According to sources at a KIO liaison office in the state capital Myitkyina, BGF soldiers launched the attacks together with government troops and targeted a battalion under KIA Brigade 1. Three soldiers from the joint BGF-government forces died, the KIO sources said.
A battalion of government troops identified only as Battalion 521 assisted the BGF, the sources added, saying the joint forces used 60 mm rocket-propelled grenade launchers in the attack.
A 17-year ceasefire between the KIA and the government broke down in 2011. Fighting escalated earlier this year but has since calmed, with the KIO and the government’s peace negotiation delegation signing a seven-point preliminary peace agreement in late May. Under the agreement, both sides pledged to “undertake efforts to achieve de-escalation and cessation of hostilities” and to “continue discussions on military matters related to repositioning of troops.”
San Aung from the KIO said the Kachin BGF had very strong ties to the government.
“The Kachin BGF is a militia that is controlled by the government’s armed forces,” he said. “They have to listen to orders from the government’s force. I think without support from the government’s armed forces, they would not have dared to fight the KIA.”
“The fighting would have spiraled out of control in Pangwa Township if the government had not ordered this group [the Kachin BGF] to stop,” he added.

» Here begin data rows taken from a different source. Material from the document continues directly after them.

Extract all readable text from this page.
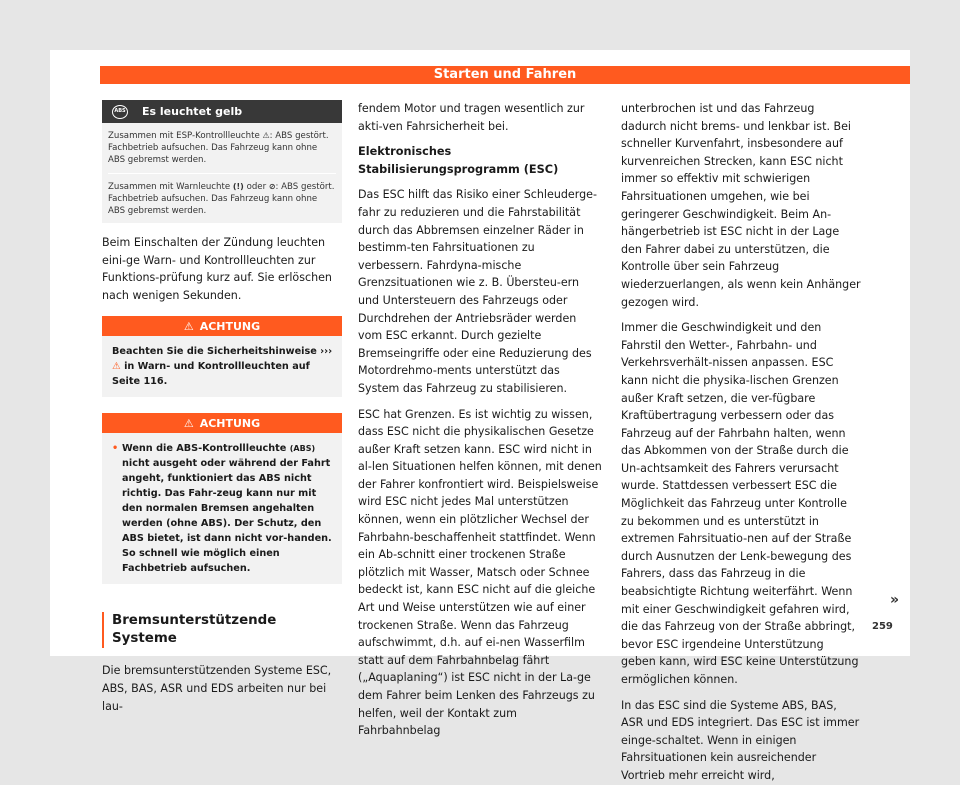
Starten und Fahren
ABS Es leuchtet gelb
Zusammen mit ESP-Kontrollleuchte ⚠: ABS gestört. Fachbetrieb aufsuchen. Das Fahrzeug kann ohne ABS gebremst werden.
Zusammen mit Warnleuchte (!) oder ⊘: ABS gestört. Fachbetrieb aufsuchen. Das Fahrzeug kann ohne ABS gebremst werden.

Beim Einschalten der Zündung leuchten eini-ge Warn- und Kontrollleuchten zur Funktions-prüfung kurz auf. Sie erlöschen nach wenigen Sekunden.

⚠ ACHTUNG
Beachten Sie die Sicherheitshinweise ››› ⚠ in Warn- und Kontrollleuchten auf Seite 116.
⚠ ACHTUNG
• Wenn die ABS-Kontrollleuchte (ABS) nicht ausgeht oder während der Fahrt angeht, funktioniert das ABS nicht richtig. Das Fahr-zeug kann nur mit den normalen Bremsen angehalten werden (ohne ABS). Der Schutz, den ABS bietet, ist dann nicht vor-handen. So schnell wie möglich einen Fachbetrieb aufsuchen.
Bremsunterstützende Systeme

Die bremsunterstützenden Systeme ESC, ABS, BAS, ASR und EDS arbeiten nur bei lau-

fendem Motor und tragen wesentlich zur akti-ven Fahrsicherheit bei.

Elektronisches Stabilisierungsprogramm (ESC)

Das ESC hilft das Risiko einer Schleuderge-fahr zu reduzieren und die Fahrstabilität durch das Abbremsen einzelner Räder in bestimm-ten Fahrsituationen zu verbessern. Fahrdyna-mische Grenzsituationen wie z. B. Überstеu-ern und Untersteuern des Fahrzeugs oder Durchdrehen der Antriebsräder werden vom ESC erkannt. Durch gezielte Bremseingriffe oder eine Reduzierung des Motordrehmo-ments unterstützt das System das Fahrzeug zu stabilisieren.

ESC hat Grenzen. Es ist wichtig zu wissen, dass ESC nicht die physikalischen Gesetze außer Kraft setzen kann. ESC wird nicht in al-len Situationen helfen können, mit denen der Fahrer konfrontiert wird. Beispielsweise wird ESC nicht jedes Mal unterstützen können, wenn ein plötzlicher Wechsel der Fahrbahn-beschaffenheit stattfindet. Wenn ein Ab-schnitt einer trockenen Straße plötzlich mit Wasser, Matsch oder Schnee bedeckt ist, kann ESC nicht auf die gleiche Art und Weise unterstützen wie auf einer trockenen Straße. Wenn das Fahrzeug aufschwimmt, d.h. auf ei-nen Wasserfilm statt auf dem Fahrbahnbelag fährt („Aquaplaning“) ist ESC nicht in der La-ge dem Fahrer beim Lenken des Fahrzeugs zu helfen, weil der Kontakt zum Fahrbahnbelag

unterbrochen ist und das Fahrzeug dadurch nicht brems- und lenkbar ist. Bei schneller Kurvenfahrt, insbesondere auf kurvenreichen Strecken, kann ESC nicht immer so effektiv mit schwierigen Fahrsituationen umgehen, wie bei geringerer Geschwindigkeit. Beim An-hängerbetrieb ist ESC nicht in der Lage den Fahrer dabei zu unterstützen, die Kontrolle über sein Fahrzeug wiederzuerlangen, als wenn kein Anhänger gezogen wird.

Immer die Geschwindigkeit und den Fahrstil den Wetter-, Fahrbahn- und Verkehrsverhält-nissen anpassen. ESC kann nicht die physika-lischen Grenzen außer Kraft setzen, die ver-fügbare Kraftübertragung verbessern oder das Fahrzeug auf der Fahrbahn halten, wenn das Abkommen von der Straße durch die Un-achtsamkeit des Fahrers verursacht wurde. Stattdessen verbessert ESC die Möglichkeit das Fahrzeug unter Kontrolle zu bekommen und es unterstützt in extremen Fahrsituatio-nen auf der Straße durch Ausnutzen der Lenk-bewegung des Fahrers, dass das Fahrzeug in die beabsichtigte Richtung weiterfährt. Wenn mit einer Geschwindigkeit gefahren wird, die das Fahrzeug von der Straße abbringt, bevor ESC irgendeine Unterstützung geben kann, wird ESC keine Unterstützung ermöglichen können.

In das ESC sind die Systeme ABS, BAS, ASR und EDS integriert. Das ESC ist immer einge-schaltet. Wenn in einigen Fahrsituationen kein ausreichender Vortrieb mehr erreicht wird,

»
259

The NDAK officially disbanded in November 2009, following an agreement reached earlier that year between its founder, Zahkung Ting Ying (also known in state media as Za Khun Ting Ring) and the central government. The NDAK’s 1,000 or so troops were subsequently transformed into a BGF.
Meanwhile, separate clashes reportedly broke out in Karen State on Friday between the government-backed Karen BGF and troops from the Karen National Liberation Army (KNLA), the armed wing of the Karen National Union (KNU). One soldier from the Karen BGF was reportedly killed in the fighting and two were wounded.
Gen Saw Johnny, commander-in-chief of the KNLA, told The Irrawaddy on Monday that fighting was reported in the village of Weigyi, in a southwestern area of the state controlled by KNLA Brigade 5.
He said KNLA leaders and respective officials from the Karen BGF would meet to find a resolution to the conflict, but he did not disclose a date or location for the meeting.
“We don’t know exactly what the problem was on the ground,” he added. “But, as both sides are Karen people, we will try our best to solve it.”
The KNU signed a ceasefire agreement with the government’s peace delegation in January 2012.
Border Guard Forces were created under Burma’s former military regime, which called for all armed forces in the country to be placed under central military command.
This was achieved with two rebel armed groups, the NDAK in Kachin State and the Democratic Karen Buddhist Army (DKBA) in Karen State. These groups disarmed, incorporated into separate BGFs and then resupplied with government-issued weapons. As BGFs, they became subordinate to regional government military commanders.